Developing adventure tourism can prove beneficial for Pakistan’s economy
As home to five of the world’s fourteen highest mountain peaks, rising above the height of 8,000 metres above sea-level, Pakistan has much to offer to the mountaineering enthusiasts. Every year, mountaineers from across the globe come to the country in hopes of conquering the steep climbs of K2, Nanga Parbat and many more glorious mountains of the Karakoram and Himalayan ranges straddling the northern belt.
Adventure tourism in Pakistan can be divided into three distinct phases. Pre 9/11, post 9/11, and before the Covid-19 pandemic. During the period before the infamous World Trade Center attacks, Pakistan was an explorers’ wonderland. Many international tourists would come to the scenic North to experience the natural beauty of the rugged mountains.
The 9/11 terrorist attacks changed the tourist landscape dramatically. Pakistan now had many challenges to deal with both internally and externally. The security situation became a sore spot for the country’s image, dissuadingmost international tourists from risking a northern escape. “International tourism sharply decreased after 9/11, and hardly anyone wanted to risk a mountaineering expedition as security became a significant concern,” says Naiknam Karim, the managing director of Adventure Tours Pakistan.
In the following decade, businesses like that of Karim’s suffered massive setbacks as international tourism dwindled. Domestic tourism, too, remained restricted due to increasing terrorist attacks in the country. Only a few die-hard adventurists dared to take on the high mountains.

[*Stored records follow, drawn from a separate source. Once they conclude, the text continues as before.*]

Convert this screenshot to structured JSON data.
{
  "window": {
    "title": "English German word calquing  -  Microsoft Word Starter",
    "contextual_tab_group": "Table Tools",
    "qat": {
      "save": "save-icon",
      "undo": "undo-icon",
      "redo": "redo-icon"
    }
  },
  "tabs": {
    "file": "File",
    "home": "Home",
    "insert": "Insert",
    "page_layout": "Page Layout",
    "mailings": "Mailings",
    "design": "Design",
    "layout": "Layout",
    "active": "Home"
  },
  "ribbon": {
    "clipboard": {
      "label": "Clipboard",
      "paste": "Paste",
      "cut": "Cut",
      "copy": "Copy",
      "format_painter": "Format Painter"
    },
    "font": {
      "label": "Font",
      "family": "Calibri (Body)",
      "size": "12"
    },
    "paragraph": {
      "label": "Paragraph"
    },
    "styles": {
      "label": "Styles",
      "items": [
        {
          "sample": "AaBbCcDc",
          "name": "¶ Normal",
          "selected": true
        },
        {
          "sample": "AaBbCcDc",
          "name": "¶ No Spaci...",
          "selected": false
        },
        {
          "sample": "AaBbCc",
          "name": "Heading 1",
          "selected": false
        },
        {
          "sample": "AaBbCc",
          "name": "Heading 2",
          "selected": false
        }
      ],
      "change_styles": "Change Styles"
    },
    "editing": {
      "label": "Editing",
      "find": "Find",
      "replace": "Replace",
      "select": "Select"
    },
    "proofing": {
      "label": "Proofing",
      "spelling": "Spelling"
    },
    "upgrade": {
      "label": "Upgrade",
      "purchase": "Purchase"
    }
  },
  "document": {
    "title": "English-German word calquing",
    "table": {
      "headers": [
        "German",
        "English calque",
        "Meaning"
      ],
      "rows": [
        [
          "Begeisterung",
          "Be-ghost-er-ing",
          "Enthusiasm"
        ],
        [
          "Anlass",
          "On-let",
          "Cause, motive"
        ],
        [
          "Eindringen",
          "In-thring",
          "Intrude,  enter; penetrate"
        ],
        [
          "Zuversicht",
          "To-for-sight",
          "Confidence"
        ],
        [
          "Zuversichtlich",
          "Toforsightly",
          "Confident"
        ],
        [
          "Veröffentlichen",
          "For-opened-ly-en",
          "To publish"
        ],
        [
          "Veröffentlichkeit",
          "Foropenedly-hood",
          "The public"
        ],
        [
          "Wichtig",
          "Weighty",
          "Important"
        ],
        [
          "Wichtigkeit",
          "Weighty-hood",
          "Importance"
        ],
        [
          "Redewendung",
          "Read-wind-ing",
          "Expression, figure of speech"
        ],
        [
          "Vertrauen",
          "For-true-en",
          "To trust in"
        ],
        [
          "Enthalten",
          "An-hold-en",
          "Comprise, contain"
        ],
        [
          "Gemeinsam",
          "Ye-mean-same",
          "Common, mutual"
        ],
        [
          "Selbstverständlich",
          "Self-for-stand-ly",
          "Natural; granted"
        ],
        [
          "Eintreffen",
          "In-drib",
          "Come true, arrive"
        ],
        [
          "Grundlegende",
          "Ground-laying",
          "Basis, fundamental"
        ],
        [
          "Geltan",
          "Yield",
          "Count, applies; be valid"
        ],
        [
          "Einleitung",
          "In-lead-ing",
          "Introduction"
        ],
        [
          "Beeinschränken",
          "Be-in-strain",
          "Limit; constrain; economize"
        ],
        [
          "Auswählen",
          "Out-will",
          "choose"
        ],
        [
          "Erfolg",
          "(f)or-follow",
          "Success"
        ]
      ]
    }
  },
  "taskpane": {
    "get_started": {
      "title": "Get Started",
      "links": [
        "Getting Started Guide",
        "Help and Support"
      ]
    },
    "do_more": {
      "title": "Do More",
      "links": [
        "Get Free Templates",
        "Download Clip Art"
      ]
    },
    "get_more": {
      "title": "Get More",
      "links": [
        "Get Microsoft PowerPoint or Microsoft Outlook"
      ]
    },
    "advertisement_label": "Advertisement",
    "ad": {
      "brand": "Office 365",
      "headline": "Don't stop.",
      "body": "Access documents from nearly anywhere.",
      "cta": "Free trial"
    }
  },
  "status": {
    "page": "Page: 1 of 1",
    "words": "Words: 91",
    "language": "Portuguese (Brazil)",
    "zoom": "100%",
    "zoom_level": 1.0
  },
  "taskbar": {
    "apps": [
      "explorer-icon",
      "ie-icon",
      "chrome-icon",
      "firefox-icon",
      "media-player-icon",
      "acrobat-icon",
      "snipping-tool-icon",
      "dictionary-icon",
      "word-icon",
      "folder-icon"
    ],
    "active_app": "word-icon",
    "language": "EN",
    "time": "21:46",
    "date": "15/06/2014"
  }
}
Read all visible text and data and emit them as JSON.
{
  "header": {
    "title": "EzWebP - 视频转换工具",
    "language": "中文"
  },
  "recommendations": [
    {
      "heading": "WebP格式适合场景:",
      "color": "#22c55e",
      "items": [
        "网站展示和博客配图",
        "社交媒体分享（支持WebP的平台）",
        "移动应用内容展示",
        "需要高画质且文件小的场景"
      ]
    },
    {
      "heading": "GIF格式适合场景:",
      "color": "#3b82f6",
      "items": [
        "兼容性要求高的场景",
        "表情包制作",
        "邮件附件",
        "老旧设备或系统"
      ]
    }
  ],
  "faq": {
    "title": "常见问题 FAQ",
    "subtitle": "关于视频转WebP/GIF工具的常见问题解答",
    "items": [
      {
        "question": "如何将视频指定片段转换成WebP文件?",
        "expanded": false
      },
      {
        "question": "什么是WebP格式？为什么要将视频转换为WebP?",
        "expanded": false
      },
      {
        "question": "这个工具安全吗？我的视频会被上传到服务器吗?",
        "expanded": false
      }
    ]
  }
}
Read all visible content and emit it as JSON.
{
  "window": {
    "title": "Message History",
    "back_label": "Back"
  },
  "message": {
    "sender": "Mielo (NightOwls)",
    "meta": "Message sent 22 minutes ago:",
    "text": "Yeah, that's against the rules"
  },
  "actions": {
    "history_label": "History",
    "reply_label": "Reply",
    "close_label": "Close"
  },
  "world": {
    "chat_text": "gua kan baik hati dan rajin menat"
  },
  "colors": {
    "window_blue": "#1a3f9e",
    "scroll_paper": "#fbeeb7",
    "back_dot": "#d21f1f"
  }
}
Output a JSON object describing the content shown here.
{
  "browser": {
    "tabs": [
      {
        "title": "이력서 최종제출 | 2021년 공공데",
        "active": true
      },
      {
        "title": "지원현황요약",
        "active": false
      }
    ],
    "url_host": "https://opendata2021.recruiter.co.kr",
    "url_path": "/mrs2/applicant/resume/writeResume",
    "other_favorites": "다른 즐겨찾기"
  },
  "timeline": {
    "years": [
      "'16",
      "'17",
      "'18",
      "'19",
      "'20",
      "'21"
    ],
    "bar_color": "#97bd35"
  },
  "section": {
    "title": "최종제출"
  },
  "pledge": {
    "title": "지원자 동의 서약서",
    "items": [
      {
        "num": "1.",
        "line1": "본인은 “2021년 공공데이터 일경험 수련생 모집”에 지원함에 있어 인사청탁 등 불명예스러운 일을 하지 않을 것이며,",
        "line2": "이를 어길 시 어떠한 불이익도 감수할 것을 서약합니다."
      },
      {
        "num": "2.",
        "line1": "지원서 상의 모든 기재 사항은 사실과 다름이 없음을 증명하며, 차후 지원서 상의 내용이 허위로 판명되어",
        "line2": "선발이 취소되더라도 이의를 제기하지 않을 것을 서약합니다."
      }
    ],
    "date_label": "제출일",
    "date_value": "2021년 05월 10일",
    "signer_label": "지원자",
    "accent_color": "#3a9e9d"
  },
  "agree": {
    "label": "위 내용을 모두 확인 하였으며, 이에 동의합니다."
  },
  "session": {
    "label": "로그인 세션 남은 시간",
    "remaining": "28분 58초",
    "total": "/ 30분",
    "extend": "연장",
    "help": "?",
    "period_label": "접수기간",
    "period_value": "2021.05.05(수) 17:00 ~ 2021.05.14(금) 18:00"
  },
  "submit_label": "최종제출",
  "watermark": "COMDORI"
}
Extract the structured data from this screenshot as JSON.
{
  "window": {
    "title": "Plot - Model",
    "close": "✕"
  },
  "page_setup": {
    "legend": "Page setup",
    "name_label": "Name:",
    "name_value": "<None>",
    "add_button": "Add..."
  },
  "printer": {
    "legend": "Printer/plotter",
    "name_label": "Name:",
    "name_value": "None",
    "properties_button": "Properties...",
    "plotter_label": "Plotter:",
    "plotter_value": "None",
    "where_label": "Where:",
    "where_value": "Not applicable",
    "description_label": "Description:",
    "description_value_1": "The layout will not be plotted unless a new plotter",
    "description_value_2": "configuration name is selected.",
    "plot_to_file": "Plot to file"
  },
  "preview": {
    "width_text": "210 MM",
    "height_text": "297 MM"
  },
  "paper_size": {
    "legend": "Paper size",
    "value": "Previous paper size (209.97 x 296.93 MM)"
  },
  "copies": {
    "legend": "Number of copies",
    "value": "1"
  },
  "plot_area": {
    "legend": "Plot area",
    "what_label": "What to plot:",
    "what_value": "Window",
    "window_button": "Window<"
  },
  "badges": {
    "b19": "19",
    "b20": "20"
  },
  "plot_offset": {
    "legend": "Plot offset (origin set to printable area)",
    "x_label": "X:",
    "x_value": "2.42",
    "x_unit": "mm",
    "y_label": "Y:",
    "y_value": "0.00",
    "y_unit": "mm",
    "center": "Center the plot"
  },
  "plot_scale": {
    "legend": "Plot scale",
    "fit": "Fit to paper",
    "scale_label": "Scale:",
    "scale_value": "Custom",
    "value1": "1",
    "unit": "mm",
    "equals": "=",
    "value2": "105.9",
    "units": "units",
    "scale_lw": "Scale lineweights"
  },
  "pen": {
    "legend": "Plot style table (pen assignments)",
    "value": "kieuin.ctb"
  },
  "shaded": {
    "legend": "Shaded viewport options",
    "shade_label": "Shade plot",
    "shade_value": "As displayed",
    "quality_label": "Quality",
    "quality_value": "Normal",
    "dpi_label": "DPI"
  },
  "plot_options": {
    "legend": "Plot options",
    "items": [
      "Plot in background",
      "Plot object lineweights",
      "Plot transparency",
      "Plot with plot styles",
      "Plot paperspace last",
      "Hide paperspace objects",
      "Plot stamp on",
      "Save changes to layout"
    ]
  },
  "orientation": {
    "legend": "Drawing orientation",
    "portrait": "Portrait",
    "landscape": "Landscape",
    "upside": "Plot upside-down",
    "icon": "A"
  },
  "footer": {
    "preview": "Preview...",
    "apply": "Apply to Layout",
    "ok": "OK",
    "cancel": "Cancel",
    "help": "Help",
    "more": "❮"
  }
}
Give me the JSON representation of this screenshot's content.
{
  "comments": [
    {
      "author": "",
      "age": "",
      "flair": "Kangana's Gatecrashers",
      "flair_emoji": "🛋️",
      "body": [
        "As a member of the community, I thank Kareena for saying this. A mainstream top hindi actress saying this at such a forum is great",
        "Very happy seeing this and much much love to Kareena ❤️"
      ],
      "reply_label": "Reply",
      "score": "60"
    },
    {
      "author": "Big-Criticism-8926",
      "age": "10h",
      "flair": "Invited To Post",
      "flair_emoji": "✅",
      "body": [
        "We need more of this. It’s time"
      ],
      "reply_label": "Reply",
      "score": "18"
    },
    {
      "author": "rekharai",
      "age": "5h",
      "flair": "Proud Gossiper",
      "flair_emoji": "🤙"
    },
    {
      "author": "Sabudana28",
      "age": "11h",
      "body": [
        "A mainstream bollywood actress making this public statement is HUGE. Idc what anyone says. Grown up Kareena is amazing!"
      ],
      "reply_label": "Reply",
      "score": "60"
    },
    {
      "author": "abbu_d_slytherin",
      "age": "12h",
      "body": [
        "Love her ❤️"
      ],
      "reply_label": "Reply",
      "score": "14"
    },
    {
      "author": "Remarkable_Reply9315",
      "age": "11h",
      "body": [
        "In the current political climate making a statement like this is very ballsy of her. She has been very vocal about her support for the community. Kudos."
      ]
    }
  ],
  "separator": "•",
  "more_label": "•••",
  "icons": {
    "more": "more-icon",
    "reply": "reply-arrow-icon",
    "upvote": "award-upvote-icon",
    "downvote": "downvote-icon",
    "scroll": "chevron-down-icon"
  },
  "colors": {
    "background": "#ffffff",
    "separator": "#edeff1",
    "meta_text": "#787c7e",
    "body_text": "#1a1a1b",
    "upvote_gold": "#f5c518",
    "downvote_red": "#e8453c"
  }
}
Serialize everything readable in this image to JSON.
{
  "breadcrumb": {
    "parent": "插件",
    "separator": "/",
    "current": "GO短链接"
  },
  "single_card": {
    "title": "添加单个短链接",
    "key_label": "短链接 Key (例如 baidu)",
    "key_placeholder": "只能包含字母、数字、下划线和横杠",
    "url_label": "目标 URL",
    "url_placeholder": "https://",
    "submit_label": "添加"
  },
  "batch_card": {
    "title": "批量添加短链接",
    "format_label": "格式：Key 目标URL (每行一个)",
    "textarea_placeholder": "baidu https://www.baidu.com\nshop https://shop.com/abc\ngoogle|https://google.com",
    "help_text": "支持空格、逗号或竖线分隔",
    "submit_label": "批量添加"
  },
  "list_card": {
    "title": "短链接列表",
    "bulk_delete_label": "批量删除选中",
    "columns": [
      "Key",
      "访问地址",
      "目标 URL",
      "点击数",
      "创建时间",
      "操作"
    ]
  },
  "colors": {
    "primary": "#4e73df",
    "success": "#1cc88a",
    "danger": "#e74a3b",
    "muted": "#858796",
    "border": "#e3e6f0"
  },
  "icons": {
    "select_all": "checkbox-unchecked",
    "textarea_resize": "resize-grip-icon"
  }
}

Domestic tourism picked up pace over the years. However, it was not enough to sustain many local businesses affiliated with mountaineering and other adventure sports. “The economic impact of post 9/11 anti-terrorism operations and war on terrorism was substantial.” There is a close correlation between the tourist inflow and international media portrayal of a country. Pakistan, post 9/11, suffered considerable socio-political instability as security situation deteriorated and more militant groups came to the fore. According to Karim, from small-time vendors and tour service providers to major hotel chains and other businesses supported by an influx of tourist activity suffered due to the region’s deteriorating security situation.
The Nanga Parbat Massacre of 2013, when 11 mountaineers including a local one were brutally killed by militants belonging to the Tehrik-i-Taliban Pakistan, further discouraged the mountaineers planning to visit the country.
“By mid-2010s domestic tourism had peaked again. That brought some relief to the local economy,” says Karim. Domestic visitors to the North do not heavily rely on tertiary service providers, but foreign travellers do. This makes their visits more profitable for the indigenous economies.
In his maiden speech Prime Minister Imran Khan said in 2018 that Pakistan had enormous potential for developing the tourism sector. He said that his government planned to facilitate foreign tourism in the country to promote economic growth. “After the introduction of the new visa policy in 2019, foreign tourism did increased manifold,” Karim recalls.
Easier-to-obtain visas and a visa-on-arrival policy, along with improved security conditions resulting from a crackdown on terrorist factions over the past two decades, meant that foreign tourists could visit the Northern Areas more easily. No one could have predicted what 2020 held in store for tourism worldwide. In the year leading to the pandemic, Pakistan had emerged as a sought-after destination, and prospects looked promising for the industry overall. However, “2020 was a difficult year for tour operators, and others affiliated with the industry,” says Karim.
The economic effect of tourism is quite substantial, and anytime there is a lack of activity in the sector, it can have far-reaching implications. A single mountaineering expedition has the potential to generate income for several businesses. From gear sellers and tour operators to the hospitality sector, there is much to gain for all directly or indirectly involved.
The pandemic-related travel restrictions may have kept some adventure lovers at bay for some time, but many will be visiting the gigantic mountains in 2021. Karim tells TNS, “many countries had imposed strict travel restrictions due to the pandemic, but as conditions improve foreign tourist will hopefully, come to the country in the latter half of this year.”
Pakistan’s economy can enormously benefit from the development of adventure tourism in the country. To generate profit, decisive policymaking, installing proper infrastructure, addressing health and security concerns of potential mountaineers, climbers, hikers and tourists should remain a priority concern for the policymakers.